Prendre la fresca es -aunque resultaría más apropiado hablar en pretérito- uno de los mayores placeres del verano. No se trata solo de un combate natural contra los calores del verano. Prendre la fresca encerraba un estilo de vida mediterráneo que se está perdiendo a marchas forzadas. Era dejar pasar los segundos, los minutos y hasta las horas alejado de las preocupaciones y las prisas. Se recargaban las pilas después de una dura jornada de trabajo. Para los hombres, en la fábrica o en la oficina. Para las mujeres, en el hogar.

Prendre la fresca era también un medio de comunicación en el que se mezclaban todos los géneros periodísticos. Se recibía información directa, pura y dura. Se reportajeaba con datos de contexto familiar, antecedentes y proyecciones de futuro de los protagonistas. Y, por supuesto, se opinaba más que en un informativo de José María Carrascal o en un debate de La Sexta con Iglesias y Marhuenda. La comunicación era fluida, salvo que la enemistad se hubiese instalado entre vecinos.

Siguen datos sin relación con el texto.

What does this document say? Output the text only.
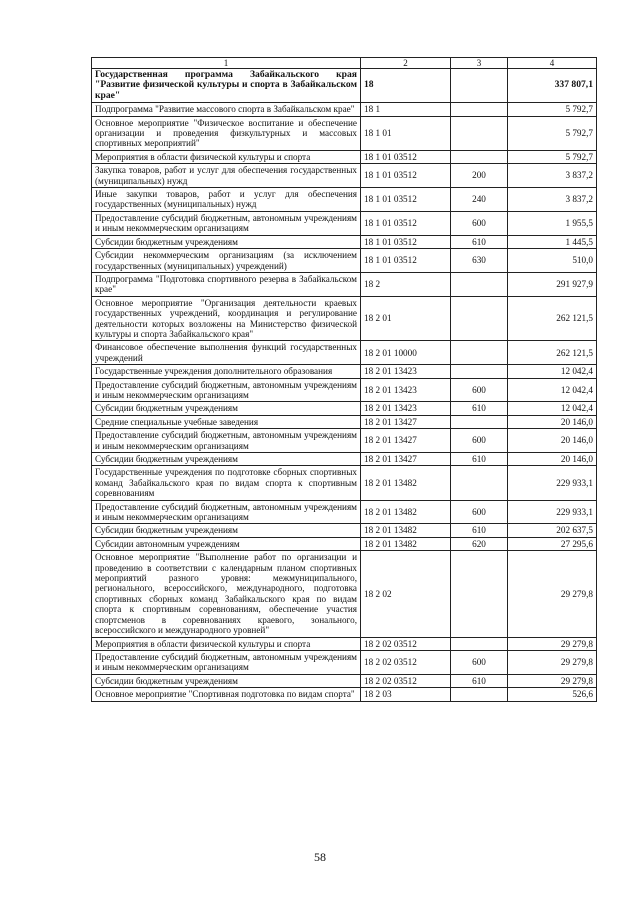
1	2	3	4
Государственная программа Забайкальского края "Развитие физической культуры и спорта в Забайкальском крае"	18		337 807,1
Подпрограмма "Развитие массового спорта в Забайкальском крае"	18 1		5 792,7
Основное мероприятие "Физическое воспитание и обеспечение организации и проведения физкультурных и массовых спортивных мероприятий"	18 1 01		5 792,7
Мероприятия в области физической культуры и спорта	18 1 01 03512		5 792,7
Закупка товаров, работ и услуг для обеспечения государственных (муниципальных) нужд	18 1 01 03512	200	3 837,2
Иные закупки товаров, работ и услуг для обеспечения государственных (муниципальных) нужд	18 1 01 03512	240	3 837,2
Предоставление субсидий бюджетным, автономным учреждениям и иным некоммерческим организациям	18 1 01 03512	600	1 955,5
Субсидии бюджетным учреждениям	18 1 01 03512	610	1 445,5
Субсидии некоммерческим организациям (за исключением государственных (муниципальных) учреждений)	18 1 01 03512	630	510,0
Подпрограмма "Подготовка спортивного резерва в Забайкальском крае"	18 2		291 927,9
Основное мероприятие "Организация деятельности краевых государственных учреждений, координация и регулирование деятельности которых возложены на Министерство физической культуры и спорта Забайкальского края"	18 2 01		262 121,5
Финансовое обеспечение выполнения функций государственных учреждений	18 2 01 10000		262 121,5
Государственные учреждения дополнительного образования	18 2 01 13423		12 042,4
Предоставление субсидий бюджетным, автономным учреждениям и иным некоммерческим организациям	18 2 01 13423	600	12 042,4
Субсидии бюджетным учреждениям	18 2 01 13423	610	12 042,4
Средние специальные учебные заведения	18 2 01 13427		20 146,0
Предоставление субсидий бюджетным, автономным учреждениям и иным некоммерческим организациям	18 2 01 13427	600	20 146,0
Субсидии бюджетным учреждениям	18 2 01 13427	610	20 146,0
Государственные учреждения по подготовке сборных спортивных команд Забайкальского края по видам спорта к спортивным соревнованиям	18 2 01 13482		229 933,1
Предоставление субсидий бюджетным, автономным учреждениям и иным некоммерческим организациям	18 2 01 13482	600	229 933,1
Субсидии бюджетным учреждениям	18 2 01 13482	610	202 637,5
Субсидии автономным учреждениям	18 2 01 13482	620	27 295,6
Основное мероприятие "Выполнение работ по организации и проведению в соответствии с календарным планом спортивных мероприятий разного уровня: межмуниципального, регионального, всероссийского, международного, подготовка спортивных сборных команд Забайкальского края по видам спорта к спортивным соревнованиям, обеспечение участия спортсменов в соревнованиях краевого, зонального, всероссийского и международного уровней"	18 2 02		29 279,8
Мероприятия в области физической культуры и спорта	18 2 02 03512		29 279,8
Предоставление субсидий бюджетным, автономным учреждениям и иным некоммерческим организациям	18 2 02 03512	600	29 279,8
Субсидии бюджетным учреждениям	18 2 02 03512	610	29 279,8
Основное мероприятие "Спортивная подготовка по видам спорта"	18 2 03		526,6
58
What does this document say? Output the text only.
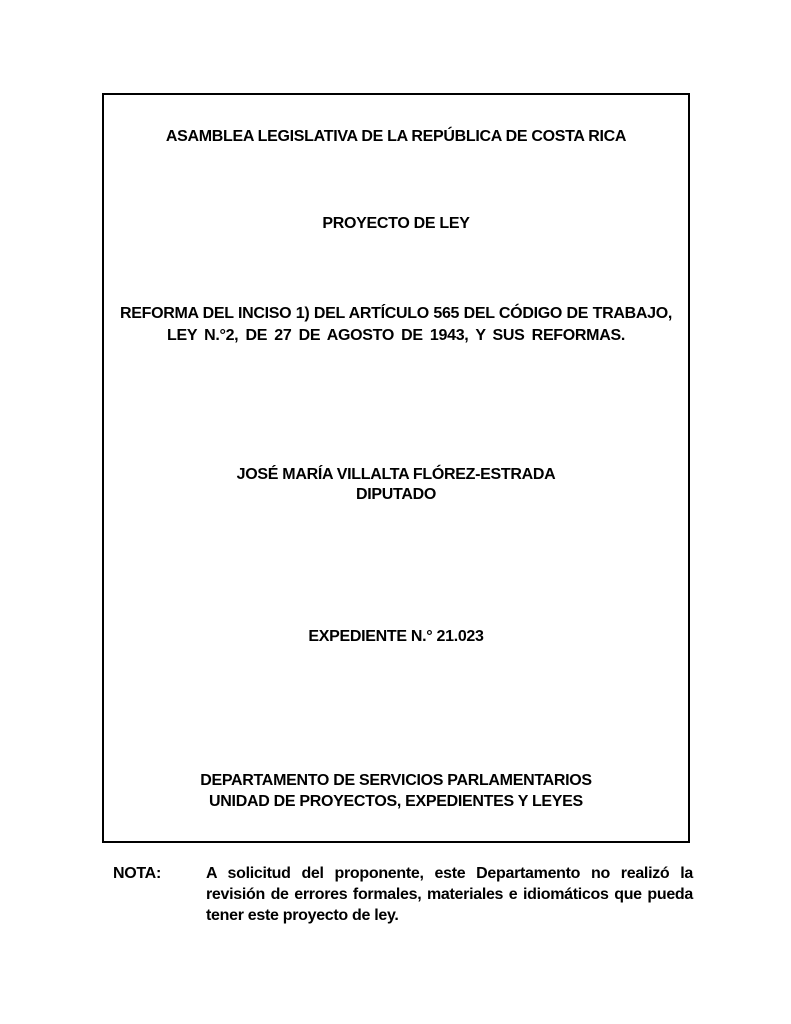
ASAMBLEA LEGISLATIVA DE LA REPÚBLICA DE COSTA RICA
PROYECTO DE LEY
REFORMA DEL INCISO 1) DEL ARTÍCULO 565 DEL CÓDIGO DE TRABAJO,
LEY N.°2, DE 27 DE AGOSTO DE 1943, Y SUS REFORMAS.
JOSÉ MARÍA VILLALTA FLÓREZ-ESTRADA
DIPUTADO
EXPEDIENTE N.° 21.023
DEPARTAMENTO DE SERVICIOS PARLAMENTARIOS
UNIDAD DE PROYECTOS, EXPEDIENTES Y LEYES
NOTA:	A solicitud del proponente, este Departamento no realizó la
revisión de errores formales, materiales e idiomáticos que pueda
tener este proyecto de ley.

El balancí o la silla baja de cocina eran elementos esenciales para prendre la fresca. Había balancins de bova, pero solían dedicarse más al adorno de las entradas de las casas. Además, presentaban un problema, los que se habían sentado en ellos se levantaban con el dibujo profundamente marcado en la espalda y en el culo. Los mejores eran los de tela y, si me dejan elegir, prefiero los que tienen brazos. Las conversaciones a la fresca jamás hubieran alcanzado el mismo nivel sin el suave balanceo que calmaba la conversación y favorecía la reflexión sobre lo escuchado o lo que uno se disponía a opinar. Sin ellos, las veladas hubieran acabado peor que un debate entre Aznar y González.

Algún lector pensará que este artículo no debería publicarse en la sección de Palma. Que prendre la fresca era propio de los pueblos. Tenemos la prueba para rebatirlo. Ahí está la fotografía tomada a finales de los años 50 en Sant Agustí, en el Camí de Gènova, en la que un grupo de vecinos se dispone a ejerce la equivalencia mallorquina del italiano dolce far niente sorteando la estrechez de la acera y la inclinación del terreno.